Though Greenberg dismissed de Kooning’s return to the figure as “reactionary,” critic Thomas Hess defended the “savage poetry” of his vision. The market eventually agreed; while the painting originally sold for $4,000, it fetched a record-breaking $300 million in 2015. It is the ultimate irony that a work once considered “disturbing” and “misogynistic” by some contemporary critics has become one of the most valuable commodities on the planet.
6. The “Soak-Stain” Revolution and its Hidden Cost
In 1952, twenty-three-year-old Helen Frankenthaler created Mountains and Sea, a work that bridged the gap between gestural violence and a new, lyrical “Colour Field.” Her “soak-stain” method involved pouring thinned paint onto raw, unprimed canvas, allowing the pigment to fuse with the fibers like dye. While male peers like Kenneth Noland and Morris Louis famously visited her studio and adopted her technique, Frankenthaler was often marginalized by male critics who dismissed her work as “decorative.”
This innovation, however, carried a lethal price. To achieve these stains, artists used “Magna,” the first commercially available acrylic paint. Because Magna was soluble in turpentine, the artists were constantly exposed to toxic solvent fumes.
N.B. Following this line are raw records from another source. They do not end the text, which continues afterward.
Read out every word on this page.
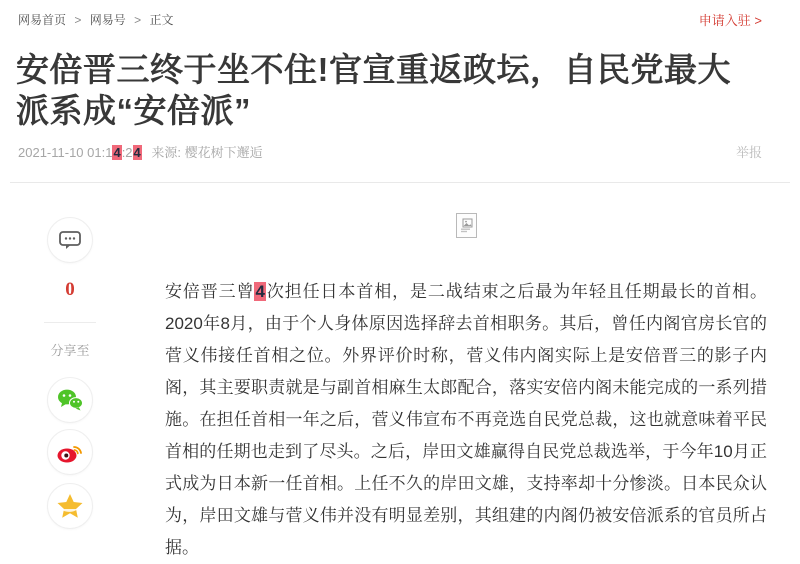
网易首页 > 网易号 > 正文	申请入驻 >
安倍晋三终于坐不住!官宣重返政坛，自民党最大派系成“安倍派”
2021-11-10 01:14:24 来源: 樱花树下邂逅	举报
0
分享至

安倍晋三曾4次担任日本首相，是二战结束之后最为年轻且任期最长的首相。2020年8月，由于个人身体原因选择辞去首相职务。其后，曾任内阁官房长官的菅义伟接任首相之位。外界评价时称，菅义伟内阁实际上是安倍晋三的影子内阁，其主要职责就是与副首相麻生太郎配合，落实安倍内阁未能完成的一系列措施。在担任首相一年之后，菅义伟宣布不再竞选自民党总裁，这也就意味着平民首相的任期也走到了尽头。之后，岸田文雄赢得自民党总裁选举，于今年10月正式成为日本新一任首相。上任不久的岸田文雄，支持率却十分惨淡。日本民众认为，岸田文雄与菅义伟并没有明显差别，其组建的内阁仍被安倍派系的官员所占据。
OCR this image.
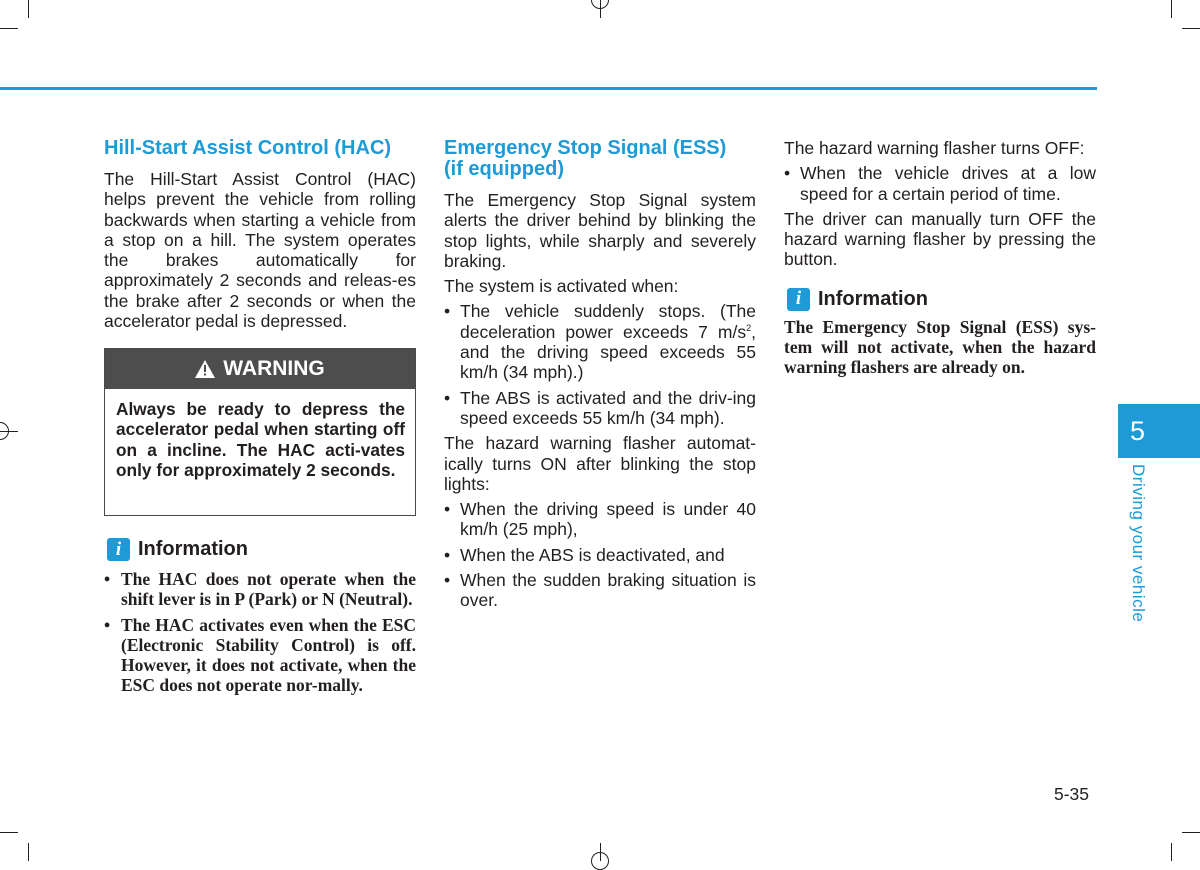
Hill-Start Assist Control (HAC)

The Hill-Start Assist Control (HAC) helps prevent the vehicle from rolling backwards when starting a vehicle from a stop on a hill. The system operates the brakes automatically for approximately 2 seconds and releas-es the brake after 2 seconds or when the accelerator pedal is depressed.

WARNING
Always be ready to depress the accelerator pedal when starting off on a incline. The HAC acti-vates only for approximately 2 seconds.
i Information
• The HAC does not operate when the shift lever is in P (Park) or N (Neutral).
• The HAC activates even when the ESC (Electronic Stability Control) is off. However, it does not activate, when the ESC does not operate nor-mally.
Emergency Stop Signal (ESS)
(if equipped)

The Emergency Stop Signal system alerts the driver behind by blinking the stop lights, while sharply and severely braking.

The system is activated when:

• The vehicle suddenly stops. (The deceleration power exceeds 7 $m/s^2$, and the driving speed exceeds 55 km/h (34 mph).)
• The ABS is activated and the driv-ing speed exceeds 55 km/h (34 mph).

The hazard warning flasher automat-ically turns ON after blinking the stop lights:

• When the driving speed is under 40 km/h (25 mph),
• When the ABS is deactivated, and
• When the sudden braking situation is over.

The hazard warning flasher turns OFF:

• When the vehicle drives at a low speed for a certain period of time.

The driver can manually turn OFF the hazard warning flasher by pressing the button.

i Information

The Emergency Stop Signal (ESS) sys-tem will not activate, when the hazard warning flashers are already on.

5
Driving your vehicle
5-35
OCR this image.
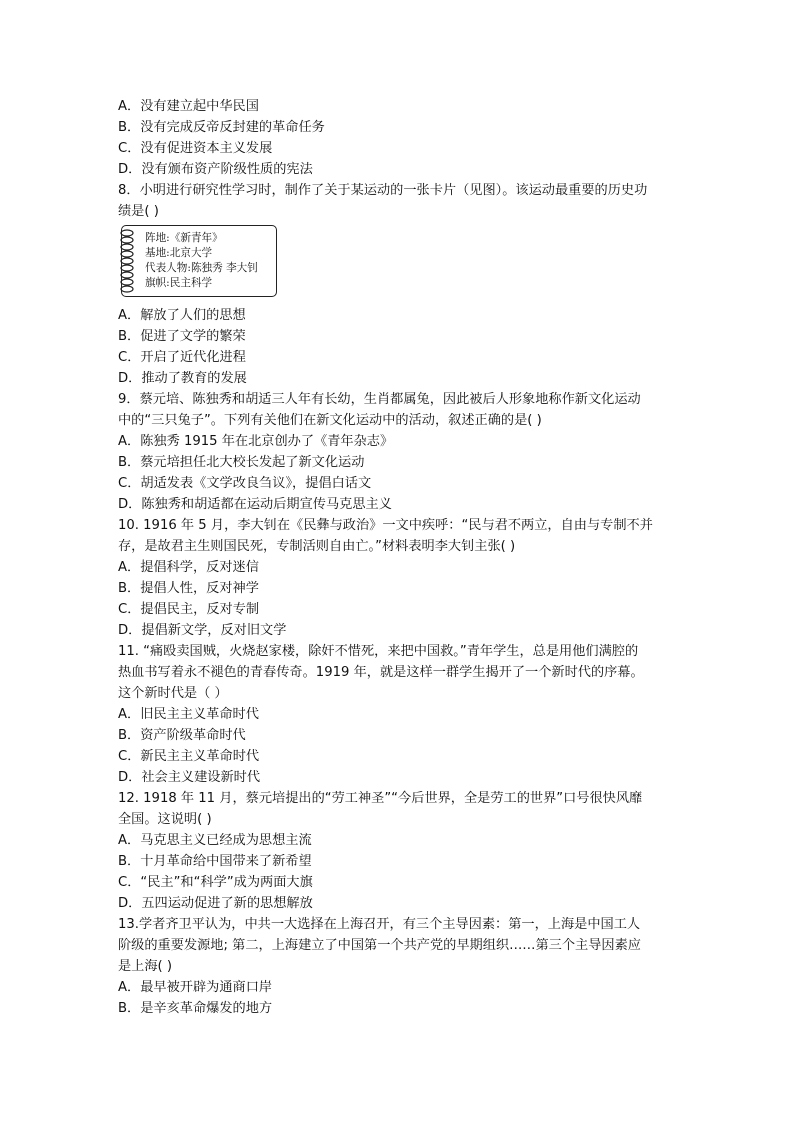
A．没有建立起中华民国
B．没有完成反帝反封建的革命任务
C．没有促进资本主义发展
D．没有颁布资产阶级性质的宪法
8．小明进行研究性学习时，制作了关于某运动的一张卡片（见图）。该运动最重要的历史功
绩是( )
阵地:《新青年》
基地:北京大学
代表人物:陈独秀 李大钊
旗帜:民主科学
A．解放了人们的思想
B．促进了文学的繁荣
C．开启了近代化进程
D．推动了教育的发展
9．蔡元培、陈独秀和胡适三人年有长幼，生肖都属兔，因此被后人形象地称作新文化运动
中的“三只兔子”。下列有关他们在新文化运动中的活动，叙述正确的是( )
A．陈独秀 1915 年在北京创办了《青年杂志》
B．蔡元培担任北大校长发起了新文化运动
C．胡适发表《文学改良刍议》，提倡白话文
D．陈独秀和胡适都在运动后期宣传马克思主义
10. 1916 年 5 月，李大钊在《民彝与政治》一文中疾呼：“民与君不两立，自由与专制不并
存，是故君主生则国民死，专制活则自由亡。”材料表明李大钊主张( )
A．提倡科学，反对迷信
B．提倡人性，反对神学
C．提倡民主，反对专制
D．提倡新文学，反对旧文学
11. “痛殴卖国贼，火烧赵家楼，除奸不惜死，来把中国救。”青年学生，总是用他们满腔的
热血书写着永不褪色的青春传奇。1919 年，就是这样一群学生揭开了一个新时代的序幕。
这个新时代是（ ）
A．旧民主主义革命时代
B．资产阶级革命时代
C．新民主主义革命时代
D．社会主义建设新时代
12. 1918 年 11 月，蔡元培提出的“劳工神圣”“今后世界，全是劳工的世界”口号很快风靡
全国。这说明( )
A．马克思主义已经成为思想主流
B．十月革命给中国带来了新希望
C．“民主”和“科学”成为两面大旗
D．五四运动促进了新的思想解放
13.学者齐卫平认为，中共一大选择在上海召开，有三个主导因素：第一，上海是中国工人
阶级的重要发源地; 第二，上海建立了中国第一个共产党的早期组织……第三个主导因素应
是上海( )
A．最早被开辟为通商口岸
B．是辛亥革命爆发的地方
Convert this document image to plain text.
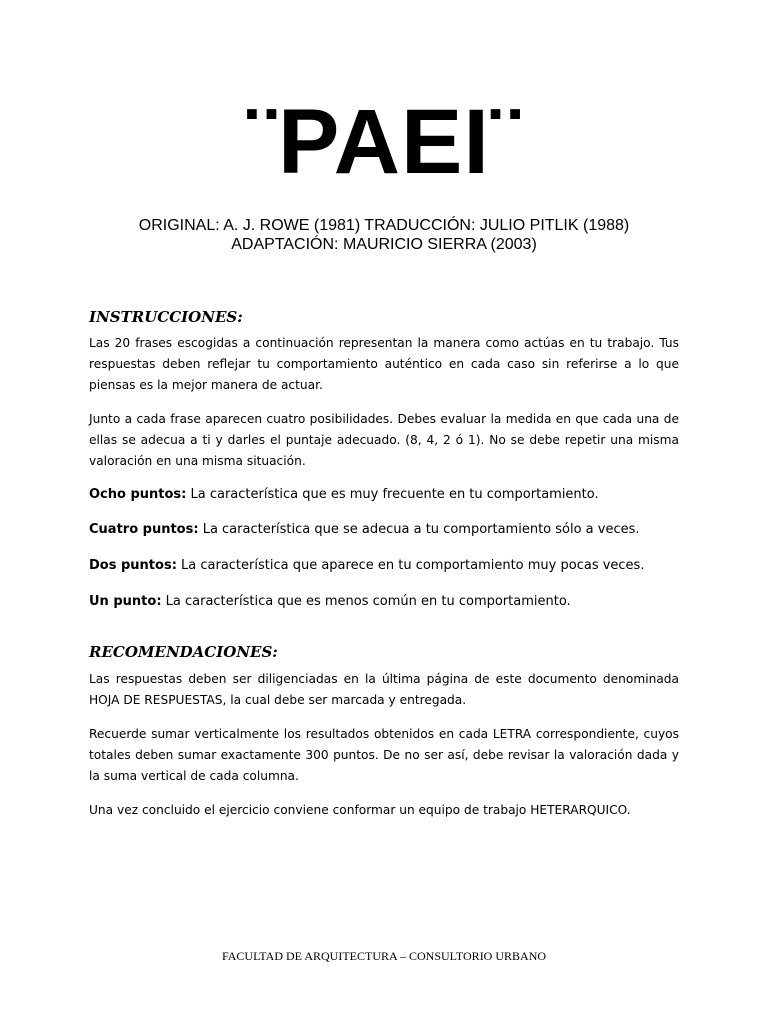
¨PAEI¨
ORIGINAL: A. J. ROWE (1981) TRADUCCIÓN: JULIO PITLIK (1988)
ADAPTACIÓN: MAURICIO SIERRA (2003)
INSTRUCCIONES:
Las 20 frases escogidas a continuación representan la manera como actúas en tu trabajo. Tus respuestas deben reflejar tu comportamiento auténtico en cada caso sin referirse a lo que piensas es la mejor manera de actuar.
Junto a cada frase aparecen cuatro posibilidades. Debes evaluar la medida en que cada una de ellas se adecua a ti y darles el puntaje adecuado. (8, 4, 2 ó 1). No se debe repetir una misma valoración en una misma situación.
Ocho puntos: La característica que es muy frecuente en tu comportamiento.
Cuatro puntos: La característica que se adecua a tu comportamiento sólo a veces.
Dos puntos: La característica que aparece en tu comportamiento muy pocas veces.
Un punto: La característica que es menos común en tu comportamiento.
RECOMENDACIONES:
Las respuestas deben ser diligenciadas en la última página de este documento denominada HOJA DE RESPUESTAS, la cual debe ser marcada y entregada.
Recuerde sumar verticalmente los resultados obtenidos en cada LETRA correspondiente, cuyos totales deben sumar exactamente 300 puntos. De no ser así, debe revisar la valoración dada y la suma vertical de cada columna.
Una vez concluido el ejercicio conviene conformar un equipo de trabajo HETERARQUICO.
FACULTAD DE ARQUITECTURA – CONSULTORIO URBANO
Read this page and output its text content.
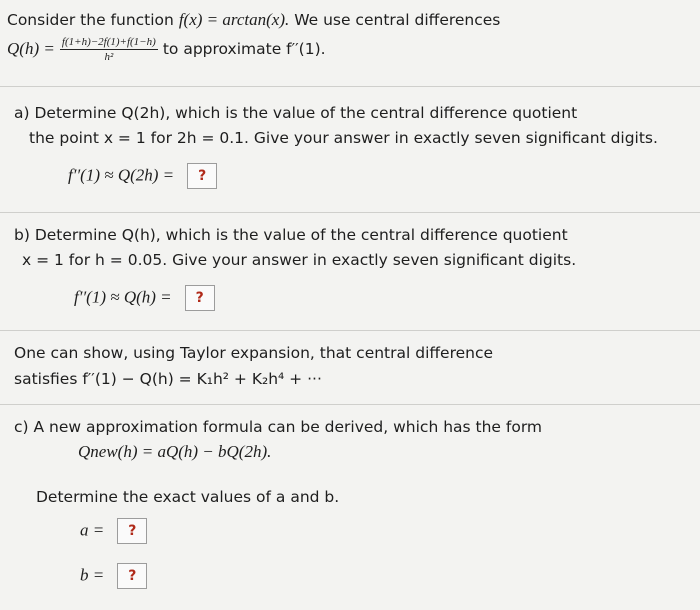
Consider the function f(x) = arctan(x). We use central differences
$Q(h) = \frac{f(1+h)-2f(1)+f(1-h)}{\text{h²}}$ to approximate f′′(1).
a) Determine Q(2h), which is the value of the central difference quotient
the point x = 1 for 2h = 0.1. Give your answer in exactly seven significant digits.
f′′(1) ≈ Q(2h) = ?
b) Determine Q(h), which is the value of the central difference quotient
x = 1 for h = 0.05. Give your answer in exactly seven significant digits.
f′′(1) ≈ Q(h) = ?
One can show, using Taylor expansion, that central difference
satisfies f′′(1) − Q(h) = K₁h² + K₂h⁴ + ···
c) A new approximation formula can be derived, which has the form
Qnew(h) = aQ(h) − bQ(2h).
Determine the exact values of a and b.
a = ?
b = ?
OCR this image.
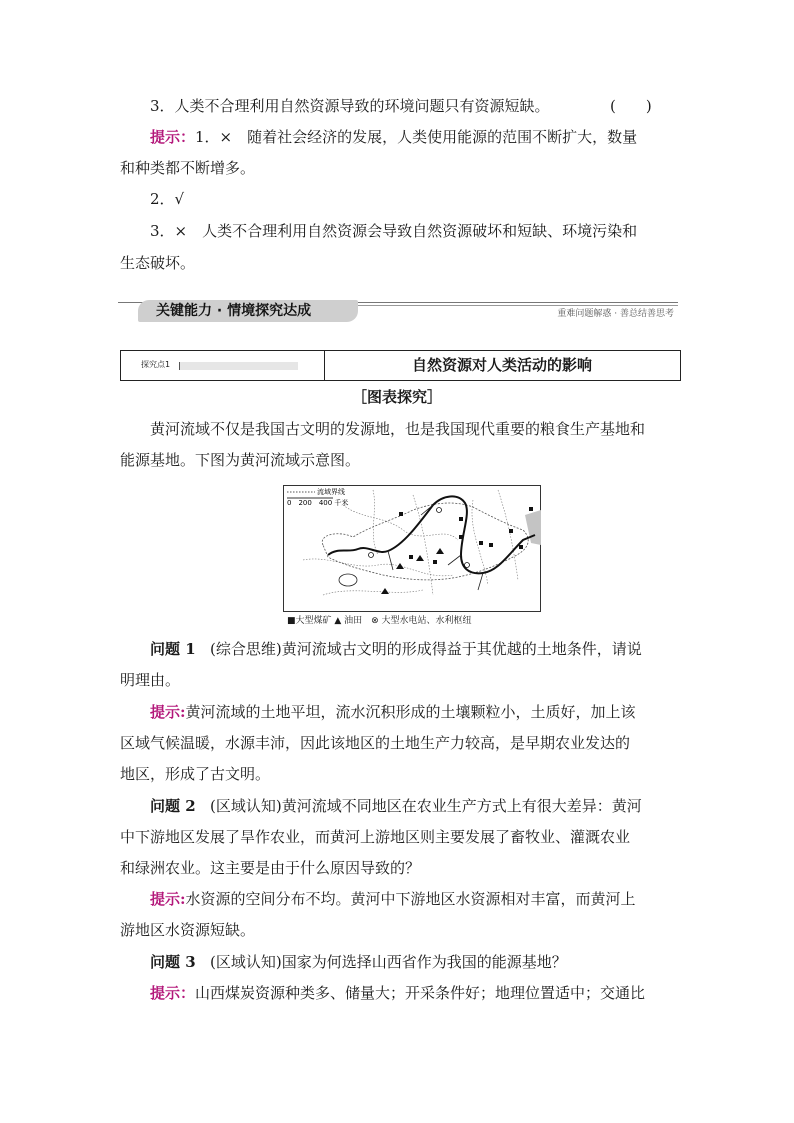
3．人类不合理利用自然资源导致的环境问题只有资源短缺。	(　　)
提示：1．×　随着社会经济的发展，人类使用能源的范围不断扩大，数量
和种类都不断增多。
2．√
3．×　人类不合理利用自然资源会导致自然资源破坏和短缺、环境污染和
生态破坏。
关键能力 · 情境探究达成	重难问题解惑 · 善总结善思考
探究点1	自然资源对人类活动的影响
［图表探究］
黄河流域不仅是我国古文明的发源地，也是我国现代重要的粮食生产基地和
能源基地。下图为黄河流域示意图。
流域界线
0　200　400 千米
■大型煤矿 ▲ 油田　⊗ 大型水电站、水利枢纽
问题 1 (综合思维)黄河流域古文明的形成得益于其优越的土地条件，请说
明理由。
提示:黄河流域的土地平坦，流水沉积形成的土壤颗粒小，土质好，加上该
区域气候温暖，水源丰沛，因此该地区的土地生产力较高，是早期农业发达的
地区，形成了古文明。
问题 2 (区域认知)黄河流域不同地区在农业生产方式上有很大差异：黄河
中下游地区发展了旱作农业，而黄河上游地区则主要发展了畜牧业、灌溉农业
和绿洲农业。这主要是由于什么原因导致的？
提示:水资源的空间分布不均。黄河中下游地区水资源相对丰富，而黄河上
游地区水资源短缺。
问题 3 (区域认知)国家为何选择山西省作为我国的能源基地？
提示：山西煤炭资源种类多、储量大；开采条件好；地理位置适中；交通比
Morris Louis, who obsessed over the perfection of his “Veil” paintings, died of lung cancer at just forty-nine—a death believed to be caused by the very chemistry that made his luminous colors possible.
7. The Legacy of Individual Freedom
By the 1960s, the raw emotion of Abstract Expressionism felt increasingly out of step with a rising consumerist culture. The movement was eclipsed by the cool irony of Pop Art and the stripped-back structures of Minimalism. The “individual genius” was replaced by the factory and the grid.
Yet, the legacy of the movement remains tied to a unique kind of “frontier mysticism.” Whether found in the jagged, uncompromising walls of black paint created by Clyfford Still or the politically explicit Elegies of Robert Motherwell, these artists sought a “metaphysical grandeur” that felt necessary in a traumatic era. As we navigate today’s fast-paced, digital art world, we are left to ask: can we still find that same sense of “tragedy, ecstasy, and doom,” or was the sublime a unique, unrepeatable product of a more visceral age?